Le lion de la Kabylie
C’est en pleine guerre d’Algérie que Lounès Matoub voit le jour le 24 janvier 1956 dans un village de Kabylie, Tawrirt Moussa des At Douala. C’est une période difficile pour tout le monde. Dans les villages kabyles de cette époque de sang et de misères, survivre est déjà un miracle. Dans la journée, l’armée française impose sa loi ; la nuit venue, les maquisards du FLN-ALN prennent souvent possession des lieux. Dans son ensemble, la population est pour le combat libérateur des maquisards même si les méthodes de ces derniers sont également dures et impardonnables. Les enfants deviennent alors, dans de telles conditions, rapidement des adultes, la guerre détruit même les rêves des plus petits. Cette période marquera à jamais Matoub Lounès qui reviendra, plusieurs fois, sur cette époque d’affrontements et d’espoirs, dans plusieurs de ses chansons.
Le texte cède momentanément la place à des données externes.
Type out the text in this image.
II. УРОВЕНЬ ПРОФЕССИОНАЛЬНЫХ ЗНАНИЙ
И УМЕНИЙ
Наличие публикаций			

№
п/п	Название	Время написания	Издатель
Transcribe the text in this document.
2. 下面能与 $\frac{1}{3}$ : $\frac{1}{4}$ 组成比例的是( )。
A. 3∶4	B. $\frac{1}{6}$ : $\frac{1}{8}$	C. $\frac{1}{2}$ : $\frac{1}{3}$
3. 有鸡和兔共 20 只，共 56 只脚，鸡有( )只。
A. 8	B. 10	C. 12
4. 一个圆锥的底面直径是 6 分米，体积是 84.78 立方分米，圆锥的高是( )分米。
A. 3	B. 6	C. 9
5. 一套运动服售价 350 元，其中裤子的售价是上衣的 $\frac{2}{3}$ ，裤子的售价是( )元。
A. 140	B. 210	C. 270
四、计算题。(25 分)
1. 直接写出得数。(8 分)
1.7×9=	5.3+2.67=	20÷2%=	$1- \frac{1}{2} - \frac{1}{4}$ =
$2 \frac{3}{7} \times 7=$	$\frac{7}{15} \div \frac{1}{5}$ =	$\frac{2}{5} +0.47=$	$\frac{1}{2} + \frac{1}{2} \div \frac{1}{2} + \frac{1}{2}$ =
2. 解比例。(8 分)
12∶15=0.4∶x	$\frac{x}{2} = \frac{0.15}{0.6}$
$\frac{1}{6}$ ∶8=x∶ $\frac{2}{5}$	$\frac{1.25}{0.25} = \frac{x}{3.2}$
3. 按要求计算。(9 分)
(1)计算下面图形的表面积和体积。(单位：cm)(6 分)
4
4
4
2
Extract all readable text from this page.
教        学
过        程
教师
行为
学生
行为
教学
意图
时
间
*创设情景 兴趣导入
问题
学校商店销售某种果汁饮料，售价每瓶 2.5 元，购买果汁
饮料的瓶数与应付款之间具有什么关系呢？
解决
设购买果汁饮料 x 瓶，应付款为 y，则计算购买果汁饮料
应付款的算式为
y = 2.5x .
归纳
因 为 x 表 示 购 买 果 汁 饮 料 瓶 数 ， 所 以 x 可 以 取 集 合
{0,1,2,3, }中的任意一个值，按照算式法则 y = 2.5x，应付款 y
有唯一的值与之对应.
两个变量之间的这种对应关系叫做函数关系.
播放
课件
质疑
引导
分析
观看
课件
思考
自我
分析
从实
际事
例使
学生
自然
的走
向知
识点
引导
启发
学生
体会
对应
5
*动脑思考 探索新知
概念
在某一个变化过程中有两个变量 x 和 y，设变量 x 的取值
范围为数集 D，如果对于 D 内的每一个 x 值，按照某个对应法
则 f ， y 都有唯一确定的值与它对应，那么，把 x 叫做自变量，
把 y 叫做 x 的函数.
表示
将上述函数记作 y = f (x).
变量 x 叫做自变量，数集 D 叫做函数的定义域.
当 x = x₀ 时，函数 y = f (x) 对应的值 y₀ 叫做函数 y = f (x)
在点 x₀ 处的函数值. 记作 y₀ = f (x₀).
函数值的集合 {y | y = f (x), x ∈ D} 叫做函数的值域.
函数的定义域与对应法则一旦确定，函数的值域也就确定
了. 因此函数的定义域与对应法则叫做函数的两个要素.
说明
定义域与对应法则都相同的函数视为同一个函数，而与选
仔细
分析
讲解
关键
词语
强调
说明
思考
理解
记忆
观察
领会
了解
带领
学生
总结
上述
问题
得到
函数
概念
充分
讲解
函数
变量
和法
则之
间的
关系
Tel un chercheur en Histoire, Matoub Lounès tentera, dans plusieurs de ses chansons, de faire la lumière sur des événements de cette période, sur des hommes devenus légendaires qui ont commis de terribles erreurs.
Mais la nuit coloniale terminée, l’Algérie nouvelle de l’indépendance ne trouve pas facilement son chemin. La liberté, la justice sociale, la démocratie ne sont pas au rendez-vous.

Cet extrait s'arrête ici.